Another day, another senior al-Qaeda leader killed by a drone strike. (I can’t be the first to point out that being al-Qaeda’s No. 2 is like being the drummer for Spinal Tap.)
Mitt Romney recently said that he gives Barack Obama an F grade “across the board.” It’s hard to imagine he really feels that way about Obama’s drone strikes. But it’d be nice to hear more from both Romney and Obama about America’s new approach to warfare.
Not long ago, the rage in Washington’s foreign policy circles was the doctrine of counterinsurgency. COIN, as it’s known, was about face-to-face contact with local populations, winning their hearts and minds to enlist their help in battles against insurgent enemies. This template was designed specifically with Iraq and Afghanistan in mind. But there was also a sense that it would dominate military action for years to come.
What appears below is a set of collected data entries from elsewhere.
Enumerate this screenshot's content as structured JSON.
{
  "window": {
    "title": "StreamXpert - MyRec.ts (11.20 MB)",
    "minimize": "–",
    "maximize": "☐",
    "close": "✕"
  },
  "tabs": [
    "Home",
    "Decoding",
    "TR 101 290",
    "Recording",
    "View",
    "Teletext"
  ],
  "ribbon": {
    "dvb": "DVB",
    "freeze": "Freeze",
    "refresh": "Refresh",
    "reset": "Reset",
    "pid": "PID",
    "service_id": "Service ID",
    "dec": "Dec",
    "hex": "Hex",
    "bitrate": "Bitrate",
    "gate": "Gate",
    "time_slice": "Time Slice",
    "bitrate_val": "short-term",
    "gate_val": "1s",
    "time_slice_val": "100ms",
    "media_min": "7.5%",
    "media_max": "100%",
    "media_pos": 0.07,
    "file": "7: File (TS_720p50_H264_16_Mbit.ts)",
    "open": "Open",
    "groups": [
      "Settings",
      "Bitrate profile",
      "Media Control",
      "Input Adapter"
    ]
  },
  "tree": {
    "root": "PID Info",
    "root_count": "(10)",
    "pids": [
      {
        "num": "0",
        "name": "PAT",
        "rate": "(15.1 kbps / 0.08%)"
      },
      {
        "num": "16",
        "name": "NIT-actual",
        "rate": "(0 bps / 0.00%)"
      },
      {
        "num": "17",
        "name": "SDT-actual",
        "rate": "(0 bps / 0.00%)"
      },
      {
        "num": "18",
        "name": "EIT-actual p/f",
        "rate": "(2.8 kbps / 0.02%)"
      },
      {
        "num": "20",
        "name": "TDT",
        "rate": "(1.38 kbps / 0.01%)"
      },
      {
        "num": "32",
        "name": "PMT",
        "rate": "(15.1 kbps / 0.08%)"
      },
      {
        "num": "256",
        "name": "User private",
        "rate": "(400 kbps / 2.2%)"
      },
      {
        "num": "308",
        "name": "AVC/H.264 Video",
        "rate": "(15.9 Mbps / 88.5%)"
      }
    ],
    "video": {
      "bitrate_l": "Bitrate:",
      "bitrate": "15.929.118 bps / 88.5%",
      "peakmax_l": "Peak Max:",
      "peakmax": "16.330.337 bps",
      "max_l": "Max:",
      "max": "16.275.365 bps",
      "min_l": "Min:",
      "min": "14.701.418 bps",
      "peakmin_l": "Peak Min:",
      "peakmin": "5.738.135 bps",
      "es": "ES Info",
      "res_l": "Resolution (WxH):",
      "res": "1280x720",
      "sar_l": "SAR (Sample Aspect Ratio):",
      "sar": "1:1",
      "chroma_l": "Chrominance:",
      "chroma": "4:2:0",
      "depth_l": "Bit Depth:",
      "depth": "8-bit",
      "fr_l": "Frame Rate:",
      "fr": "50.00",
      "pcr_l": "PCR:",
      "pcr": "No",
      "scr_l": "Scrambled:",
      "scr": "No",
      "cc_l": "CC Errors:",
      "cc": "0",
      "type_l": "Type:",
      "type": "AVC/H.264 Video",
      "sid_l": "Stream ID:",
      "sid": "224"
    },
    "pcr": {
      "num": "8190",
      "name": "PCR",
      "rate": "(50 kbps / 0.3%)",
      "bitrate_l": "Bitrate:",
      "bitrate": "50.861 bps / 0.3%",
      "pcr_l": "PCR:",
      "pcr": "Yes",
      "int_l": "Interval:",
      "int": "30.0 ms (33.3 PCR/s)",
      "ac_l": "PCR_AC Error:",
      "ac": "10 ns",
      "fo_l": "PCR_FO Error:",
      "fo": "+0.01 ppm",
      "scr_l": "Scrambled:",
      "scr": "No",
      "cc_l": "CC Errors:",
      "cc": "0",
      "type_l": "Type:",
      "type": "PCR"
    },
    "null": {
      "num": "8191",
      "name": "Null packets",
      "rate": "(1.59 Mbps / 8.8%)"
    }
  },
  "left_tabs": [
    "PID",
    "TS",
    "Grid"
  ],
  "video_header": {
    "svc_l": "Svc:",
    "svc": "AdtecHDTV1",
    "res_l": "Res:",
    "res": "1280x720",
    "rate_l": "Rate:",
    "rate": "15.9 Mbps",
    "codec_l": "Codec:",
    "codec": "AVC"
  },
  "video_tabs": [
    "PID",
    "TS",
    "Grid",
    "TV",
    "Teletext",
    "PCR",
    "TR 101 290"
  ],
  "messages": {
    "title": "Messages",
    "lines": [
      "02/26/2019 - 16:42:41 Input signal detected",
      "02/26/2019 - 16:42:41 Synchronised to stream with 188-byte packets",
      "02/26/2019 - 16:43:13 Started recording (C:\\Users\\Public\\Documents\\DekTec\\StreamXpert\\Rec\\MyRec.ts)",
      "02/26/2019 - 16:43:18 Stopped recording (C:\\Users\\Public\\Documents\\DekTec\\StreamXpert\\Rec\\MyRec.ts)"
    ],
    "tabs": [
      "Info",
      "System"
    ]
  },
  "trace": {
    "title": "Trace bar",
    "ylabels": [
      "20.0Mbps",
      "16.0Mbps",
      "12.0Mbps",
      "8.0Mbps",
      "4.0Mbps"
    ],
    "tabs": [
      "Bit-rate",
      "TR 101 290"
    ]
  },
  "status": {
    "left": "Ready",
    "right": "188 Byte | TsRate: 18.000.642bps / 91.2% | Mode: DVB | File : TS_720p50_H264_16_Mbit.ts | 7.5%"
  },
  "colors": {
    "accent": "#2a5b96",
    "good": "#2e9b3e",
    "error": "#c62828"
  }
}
Here’s an analysis predicting that the first Pentagon budget under Obama would “institutionalize support for counterinsurgency.” COIN caught on in part because it seemed a more enlightened and humane approach to warfare than, say, “shock and awe.” But it has come to disappoint many of its former cheerleaders, owing largely to its apparent failure in Afghanistan, along with the impracticality of its price tag in a budget-cutting era. Now it seems clear that the U.S.’s future approach to Afghanistan will mean the opposite of COIN: drone strikes from the sky, requiring few if any boots on the ground, and no contact with the local population — unless by contact you mean collateral damage that occasionally kills the neighbors of suspected terrorists. We’re less likely to attend meetings with locals than, well, blow them up. You can look at General David Petraeus’ career trajectory — from COIN visionary at the Pentagon to master drone hunter at the CIA — as a metaphor for this national shift. And while none of this is new, last week’s New York Times story on President Obama’s “kill list” drove home to many Americans just how central this approach is to Obama’s national security strategy.
Using drones rather than soldiers to kill bad guys is appealing for many reasons, including cost, relative precision and reduction of risk to American troops. But it’s not a no-brainer. There’s plenty of evidence that drones antagonize local populations and, as Bob Wright frets, create more enemies over the long term than we kill in the short term. The failed 2010 Times Square bomber Faisal Shahzad has said that about the U.S. drone campaign in Pakistan. And the Washington Post has described how drone strikes may be breeding sympathy for al-Qaeda in Yemen.
Now there’s another component to the new warfare that threatens blowback: cyberwar. Computer viruses reportedly created by U.S. intelligence agencies (in partnership with the Israelis) seem to have hobbled Iran’s nuclear weapons program, wrecking centrifuges and perhaps setting back the program by many months. Like drones, cyberweapons are relatively cheap and do their work without putting American troops in harm’s way. The blowback comes when those viruses get loose and inflict unintended damage or provide templates to terrorists or enemy nations that some experts think could lead to disaster. Wright goes so far as to argue that cyberweapons are like bioweapons, demanding international treaties to govern their use.
What do Romney and Obama think about that. Who knows? The new warfare is thus far nearly absent from the campaign dialogue. Its benefits may exceed its costs. But for now, that seems like an open question — and one it’d be worth debating.